Reddy's is developing balaglitazone with Rheoscience, of Denmark, which is
funding the cost of the third phase of clinical trials, the costliest stage.
NEW DELHI
Dr. Reddy's Laboratories, which built a $546 million global business from its
base in India by copying medicines, said it could sell its own diabetes drug
within five years to challenge brand-name producers.
Dr. Reddy's, one
of the largest Indian drug makers, began researching new drugs in 1993. The
first candidate to emerge from its own labs will enter the final stage of human
testing next year and could be available by 2011, according to the company's
chairman, K. Anji Reddy.
Developing its
own treatments would help bolster annual revenue, which is equivalent to less
than three weeks of sales for Pfizer's cholesterol treatment Lipitor, the
world's best-selling drug. Ranbaxy, the largest Indian drug maker, is also using
profit from the booming market for generic medicines to make its own
discoveries.
"By 2010, maximum
by 2011, we should see our own drug in the world market," Reddy said in an
interview Thursday from the south Indian city of Hyderabad, where he founded the
company in 1984.
Dr. Reddy's
invested $48 million during the year ended March 31 on research and development,
including about $20 million to find new drugs.
In the last
decade, it created balaglitazone to sensitize the body's ability to use insulin.

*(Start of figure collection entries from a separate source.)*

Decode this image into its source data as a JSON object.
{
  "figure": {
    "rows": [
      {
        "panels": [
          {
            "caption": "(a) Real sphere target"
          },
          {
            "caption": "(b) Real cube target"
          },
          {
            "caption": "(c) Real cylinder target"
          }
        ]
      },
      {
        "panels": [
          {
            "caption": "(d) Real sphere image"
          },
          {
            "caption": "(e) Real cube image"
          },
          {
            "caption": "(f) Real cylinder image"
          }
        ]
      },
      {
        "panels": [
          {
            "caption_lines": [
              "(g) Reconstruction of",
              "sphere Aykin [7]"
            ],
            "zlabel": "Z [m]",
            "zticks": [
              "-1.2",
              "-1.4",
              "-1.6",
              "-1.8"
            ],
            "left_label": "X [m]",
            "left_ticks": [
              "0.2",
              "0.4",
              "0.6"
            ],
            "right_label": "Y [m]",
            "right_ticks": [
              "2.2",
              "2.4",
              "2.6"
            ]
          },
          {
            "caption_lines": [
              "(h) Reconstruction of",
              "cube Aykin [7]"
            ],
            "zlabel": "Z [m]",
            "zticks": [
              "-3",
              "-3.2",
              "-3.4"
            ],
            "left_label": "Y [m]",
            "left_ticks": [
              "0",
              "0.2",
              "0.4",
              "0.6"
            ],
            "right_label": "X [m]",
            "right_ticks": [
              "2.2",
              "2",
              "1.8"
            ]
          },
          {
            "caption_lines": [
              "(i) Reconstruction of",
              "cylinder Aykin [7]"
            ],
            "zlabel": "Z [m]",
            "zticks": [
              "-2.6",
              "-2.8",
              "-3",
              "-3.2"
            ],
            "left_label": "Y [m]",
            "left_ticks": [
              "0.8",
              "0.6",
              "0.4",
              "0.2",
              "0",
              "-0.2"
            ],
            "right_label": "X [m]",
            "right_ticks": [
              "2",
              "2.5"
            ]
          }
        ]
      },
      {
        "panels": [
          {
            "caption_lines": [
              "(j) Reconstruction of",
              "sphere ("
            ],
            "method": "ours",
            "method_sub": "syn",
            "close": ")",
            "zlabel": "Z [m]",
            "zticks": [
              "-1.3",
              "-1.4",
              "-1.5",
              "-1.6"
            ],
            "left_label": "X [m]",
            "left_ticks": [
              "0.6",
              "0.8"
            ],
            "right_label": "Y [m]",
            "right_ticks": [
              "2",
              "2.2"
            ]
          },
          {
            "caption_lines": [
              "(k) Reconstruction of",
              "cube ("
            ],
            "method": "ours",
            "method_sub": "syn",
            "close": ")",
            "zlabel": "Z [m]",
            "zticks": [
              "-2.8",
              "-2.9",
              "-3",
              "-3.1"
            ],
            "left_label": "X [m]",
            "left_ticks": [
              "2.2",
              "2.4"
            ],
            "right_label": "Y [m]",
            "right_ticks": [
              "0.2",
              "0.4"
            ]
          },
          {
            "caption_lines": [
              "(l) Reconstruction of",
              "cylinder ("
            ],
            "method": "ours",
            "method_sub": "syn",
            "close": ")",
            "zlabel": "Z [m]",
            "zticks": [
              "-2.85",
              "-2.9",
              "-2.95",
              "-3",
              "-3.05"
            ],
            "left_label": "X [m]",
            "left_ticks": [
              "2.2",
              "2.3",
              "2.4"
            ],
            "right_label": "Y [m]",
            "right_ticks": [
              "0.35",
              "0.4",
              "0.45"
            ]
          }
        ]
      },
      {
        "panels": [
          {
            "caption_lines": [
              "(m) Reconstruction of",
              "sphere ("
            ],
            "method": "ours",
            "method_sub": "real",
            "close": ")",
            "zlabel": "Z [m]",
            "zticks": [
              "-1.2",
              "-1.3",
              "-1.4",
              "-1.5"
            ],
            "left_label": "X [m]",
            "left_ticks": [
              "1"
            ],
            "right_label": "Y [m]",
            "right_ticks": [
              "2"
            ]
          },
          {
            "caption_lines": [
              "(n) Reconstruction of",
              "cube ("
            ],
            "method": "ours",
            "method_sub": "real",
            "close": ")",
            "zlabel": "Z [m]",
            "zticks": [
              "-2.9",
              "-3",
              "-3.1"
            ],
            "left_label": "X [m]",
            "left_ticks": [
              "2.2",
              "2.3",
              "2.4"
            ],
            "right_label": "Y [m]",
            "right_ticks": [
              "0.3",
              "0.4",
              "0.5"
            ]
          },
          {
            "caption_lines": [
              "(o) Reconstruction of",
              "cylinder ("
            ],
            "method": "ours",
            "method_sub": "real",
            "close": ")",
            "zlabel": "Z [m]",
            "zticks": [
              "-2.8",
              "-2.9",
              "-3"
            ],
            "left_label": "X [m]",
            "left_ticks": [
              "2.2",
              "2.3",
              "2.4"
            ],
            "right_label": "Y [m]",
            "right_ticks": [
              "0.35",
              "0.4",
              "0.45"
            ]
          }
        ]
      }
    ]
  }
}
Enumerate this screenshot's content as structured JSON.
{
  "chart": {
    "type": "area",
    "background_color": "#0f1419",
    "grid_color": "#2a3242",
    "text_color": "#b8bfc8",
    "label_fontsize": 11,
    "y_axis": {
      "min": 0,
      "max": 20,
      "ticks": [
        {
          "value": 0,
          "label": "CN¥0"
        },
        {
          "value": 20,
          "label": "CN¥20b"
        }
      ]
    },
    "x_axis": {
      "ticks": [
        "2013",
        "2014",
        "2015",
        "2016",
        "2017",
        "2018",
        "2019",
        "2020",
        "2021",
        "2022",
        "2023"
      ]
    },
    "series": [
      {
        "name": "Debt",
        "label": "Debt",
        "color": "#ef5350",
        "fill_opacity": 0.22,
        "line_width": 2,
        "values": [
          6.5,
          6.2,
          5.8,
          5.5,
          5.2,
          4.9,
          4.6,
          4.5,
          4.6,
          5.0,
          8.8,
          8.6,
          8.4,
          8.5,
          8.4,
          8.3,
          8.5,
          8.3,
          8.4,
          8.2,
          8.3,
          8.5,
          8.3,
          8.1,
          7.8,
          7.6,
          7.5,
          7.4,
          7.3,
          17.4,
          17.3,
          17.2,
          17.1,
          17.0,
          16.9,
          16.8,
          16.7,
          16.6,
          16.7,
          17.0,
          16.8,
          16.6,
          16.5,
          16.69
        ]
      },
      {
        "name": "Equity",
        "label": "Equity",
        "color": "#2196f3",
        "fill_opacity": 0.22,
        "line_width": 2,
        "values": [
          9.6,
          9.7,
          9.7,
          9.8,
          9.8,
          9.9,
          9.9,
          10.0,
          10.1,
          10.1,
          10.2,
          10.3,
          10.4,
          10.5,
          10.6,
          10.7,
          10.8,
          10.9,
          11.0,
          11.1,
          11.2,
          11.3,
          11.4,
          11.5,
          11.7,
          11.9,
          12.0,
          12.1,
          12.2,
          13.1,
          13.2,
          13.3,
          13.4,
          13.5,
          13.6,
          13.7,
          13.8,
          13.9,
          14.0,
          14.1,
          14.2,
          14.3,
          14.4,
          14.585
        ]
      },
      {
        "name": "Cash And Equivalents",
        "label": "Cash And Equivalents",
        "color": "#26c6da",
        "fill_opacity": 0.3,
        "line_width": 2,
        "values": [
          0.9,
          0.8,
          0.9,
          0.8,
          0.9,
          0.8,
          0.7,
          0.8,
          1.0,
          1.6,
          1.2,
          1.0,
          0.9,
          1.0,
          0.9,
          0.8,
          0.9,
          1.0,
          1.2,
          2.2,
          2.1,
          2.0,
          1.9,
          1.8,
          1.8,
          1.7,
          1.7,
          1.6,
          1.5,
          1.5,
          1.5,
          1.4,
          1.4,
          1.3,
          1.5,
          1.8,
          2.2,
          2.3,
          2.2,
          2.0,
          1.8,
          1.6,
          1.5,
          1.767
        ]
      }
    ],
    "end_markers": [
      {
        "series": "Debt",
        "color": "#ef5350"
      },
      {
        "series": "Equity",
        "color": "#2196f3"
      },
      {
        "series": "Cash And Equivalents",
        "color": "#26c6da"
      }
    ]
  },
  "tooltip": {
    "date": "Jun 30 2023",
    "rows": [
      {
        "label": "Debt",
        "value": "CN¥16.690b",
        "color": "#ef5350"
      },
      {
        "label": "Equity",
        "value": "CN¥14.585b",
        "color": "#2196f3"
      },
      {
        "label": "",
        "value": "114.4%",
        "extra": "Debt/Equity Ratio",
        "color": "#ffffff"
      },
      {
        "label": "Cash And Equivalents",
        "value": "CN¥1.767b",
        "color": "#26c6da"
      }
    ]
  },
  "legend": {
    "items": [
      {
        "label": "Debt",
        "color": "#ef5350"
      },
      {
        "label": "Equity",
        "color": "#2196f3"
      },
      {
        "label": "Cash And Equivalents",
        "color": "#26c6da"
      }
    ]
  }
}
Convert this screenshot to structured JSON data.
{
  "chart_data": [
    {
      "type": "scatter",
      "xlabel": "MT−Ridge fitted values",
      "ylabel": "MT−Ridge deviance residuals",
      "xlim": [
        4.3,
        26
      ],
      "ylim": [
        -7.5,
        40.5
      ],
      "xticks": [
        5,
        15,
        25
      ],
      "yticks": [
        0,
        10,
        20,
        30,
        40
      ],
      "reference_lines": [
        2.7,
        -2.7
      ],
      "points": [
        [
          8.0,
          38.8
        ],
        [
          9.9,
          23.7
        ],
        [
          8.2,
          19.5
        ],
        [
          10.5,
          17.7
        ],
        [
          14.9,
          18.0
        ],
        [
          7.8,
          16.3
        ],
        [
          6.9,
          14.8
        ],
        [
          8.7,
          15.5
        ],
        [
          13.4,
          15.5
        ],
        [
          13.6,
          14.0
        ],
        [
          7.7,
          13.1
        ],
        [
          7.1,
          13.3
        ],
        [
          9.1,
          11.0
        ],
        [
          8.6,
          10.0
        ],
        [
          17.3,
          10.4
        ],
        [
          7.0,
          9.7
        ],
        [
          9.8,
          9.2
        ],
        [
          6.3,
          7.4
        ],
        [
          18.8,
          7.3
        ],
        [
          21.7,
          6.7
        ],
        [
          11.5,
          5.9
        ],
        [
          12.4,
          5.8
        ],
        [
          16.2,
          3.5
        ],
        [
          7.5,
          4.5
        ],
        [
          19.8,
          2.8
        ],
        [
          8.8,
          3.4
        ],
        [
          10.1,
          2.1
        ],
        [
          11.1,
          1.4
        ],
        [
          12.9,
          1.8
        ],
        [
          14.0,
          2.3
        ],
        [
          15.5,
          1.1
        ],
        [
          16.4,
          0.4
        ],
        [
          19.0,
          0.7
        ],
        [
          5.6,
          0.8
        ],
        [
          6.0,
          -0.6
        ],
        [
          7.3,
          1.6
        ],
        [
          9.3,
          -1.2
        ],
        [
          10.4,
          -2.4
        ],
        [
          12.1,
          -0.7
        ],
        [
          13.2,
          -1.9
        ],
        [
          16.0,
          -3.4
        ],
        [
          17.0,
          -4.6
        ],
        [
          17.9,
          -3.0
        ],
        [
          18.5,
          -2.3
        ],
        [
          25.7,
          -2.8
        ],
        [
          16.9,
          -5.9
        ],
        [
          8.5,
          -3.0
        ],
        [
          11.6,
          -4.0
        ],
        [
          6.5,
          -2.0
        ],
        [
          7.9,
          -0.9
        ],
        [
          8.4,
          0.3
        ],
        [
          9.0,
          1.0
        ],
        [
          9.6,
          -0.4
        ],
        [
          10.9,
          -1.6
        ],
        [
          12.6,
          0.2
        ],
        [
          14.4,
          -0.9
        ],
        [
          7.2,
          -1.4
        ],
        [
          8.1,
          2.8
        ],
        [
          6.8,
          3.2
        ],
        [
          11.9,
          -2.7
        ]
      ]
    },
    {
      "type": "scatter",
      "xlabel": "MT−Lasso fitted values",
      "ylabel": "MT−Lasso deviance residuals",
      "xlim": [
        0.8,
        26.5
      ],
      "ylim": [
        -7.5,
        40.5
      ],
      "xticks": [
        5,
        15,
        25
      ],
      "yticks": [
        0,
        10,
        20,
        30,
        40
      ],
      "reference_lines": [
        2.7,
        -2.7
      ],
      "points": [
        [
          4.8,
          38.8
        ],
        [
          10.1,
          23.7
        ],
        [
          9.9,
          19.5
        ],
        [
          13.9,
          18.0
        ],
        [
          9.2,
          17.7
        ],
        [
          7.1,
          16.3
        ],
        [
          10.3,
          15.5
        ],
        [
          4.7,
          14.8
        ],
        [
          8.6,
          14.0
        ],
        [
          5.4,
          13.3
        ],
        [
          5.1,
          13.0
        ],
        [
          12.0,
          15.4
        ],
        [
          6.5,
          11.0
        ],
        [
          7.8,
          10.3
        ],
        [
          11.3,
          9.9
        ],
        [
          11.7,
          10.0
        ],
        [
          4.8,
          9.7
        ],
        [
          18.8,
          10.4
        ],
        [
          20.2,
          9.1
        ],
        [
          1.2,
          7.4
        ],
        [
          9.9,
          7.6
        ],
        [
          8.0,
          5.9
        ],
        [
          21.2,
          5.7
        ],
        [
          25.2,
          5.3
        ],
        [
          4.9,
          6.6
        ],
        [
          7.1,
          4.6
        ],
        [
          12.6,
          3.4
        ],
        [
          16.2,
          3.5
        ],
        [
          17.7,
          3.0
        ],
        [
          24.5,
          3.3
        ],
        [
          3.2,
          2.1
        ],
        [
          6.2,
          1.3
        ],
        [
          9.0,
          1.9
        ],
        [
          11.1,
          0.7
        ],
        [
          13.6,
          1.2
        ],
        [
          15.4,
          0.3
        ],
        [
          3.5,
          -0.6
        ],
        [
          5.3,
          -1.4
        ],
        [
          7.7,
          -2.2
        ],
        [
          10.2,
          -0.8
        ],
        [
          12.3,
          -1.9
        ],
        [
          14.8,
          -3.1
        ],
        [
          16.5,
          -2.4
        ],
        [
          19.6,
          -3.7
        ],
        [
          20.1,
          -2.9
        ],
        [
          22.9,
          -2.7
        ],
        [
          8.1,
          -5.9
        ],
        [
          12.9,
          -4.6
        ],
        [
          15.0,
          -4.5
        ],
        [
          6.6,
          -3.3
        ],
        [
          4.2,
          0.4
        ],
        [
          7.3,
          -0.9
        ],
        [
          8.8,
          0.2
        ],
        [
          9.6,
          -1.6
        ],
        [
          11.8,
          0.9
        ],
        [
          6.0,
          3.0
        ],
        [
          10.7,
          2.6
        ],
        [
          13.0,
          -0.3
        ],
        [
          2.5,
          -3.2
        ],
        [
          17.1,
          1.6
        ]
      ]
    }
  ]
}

The molecule is a so-called glitazone, a new class of treatment for sufferers of
type 2 diabetes.
Global sales of
branded prescription drugs for diabetes will grow 15 percent a year through
2010, the fastest pace of any drug category, Lehman Brothers said in a report
this month. It estimated that the category would be worth $33.1 billion by the
end of the decade from $15.9 billion in 2005.
Biocon, the
biggest Indian biotechnology company, is developing an orally administered
insulin to treat type 1 diabetes. The drug candidate is in the first of three
phases of clinical trials.
If Dr. Reddy's is
successful, it would be the first Indian company to develop a novel treatment
for diabetes, a disease the World Health Organization predicts will afflict 79
million people in the South Asian country by 2030. The health agency estimated
that there were 32 million sufferers six years ago.
For a low-income
Indian family with an adult with diabetes, as much as a quarter of family income
can go to diabetes care, according to the WHO. Worldwide, about 230 million
people have diabetes and the number could exceed 350 million by 2025, according
to the International Diabetes Federation.
Avandia, a
glitazone drug made by Glaxo, generated sales of $870 million in the second
quarter and was the London-based drug maker's second-best seller. Takeda
Pharmaceutical of Japan sells about $2 billion worldwide a year of its glitazone,
Actos.
Drugs like
Avandia and Actos are desirable because they target the body's rejection of
insulin, the hormone used to convert blood sugar to energy, said Christopher
Saudek, director of the Johns Hopkins Diabetes Center and past president of the
American Diabetes Association. Blocking the process leads to rising blood sugar
levels, causing complications and destroying organs like the heart and kidneys.
"The appeal of
these drugs is that they act directly on insulin resistance, which is considered
to be the prime cause of type 2 diabetes," Saudek said Friday in a telephone
interview. "They are also quite free of side effects. They are new arrows in the
quiver, a new option in managing type 2 diabetes."
Indian drug
makers, who for three decades were allowed to copy medicines by using a
different manufacturing process, or reverse-engineering, are trying to develop
their own medicines after the country tightened its patent laws starting Jan. 1
last year to bar the copying of medicines patented after 1995. Dr. Reddy's is
developing balaglitazone with Rheoscience, of Denmark, which is funding the cost
of the third phase of clinical trials, the costliest stage.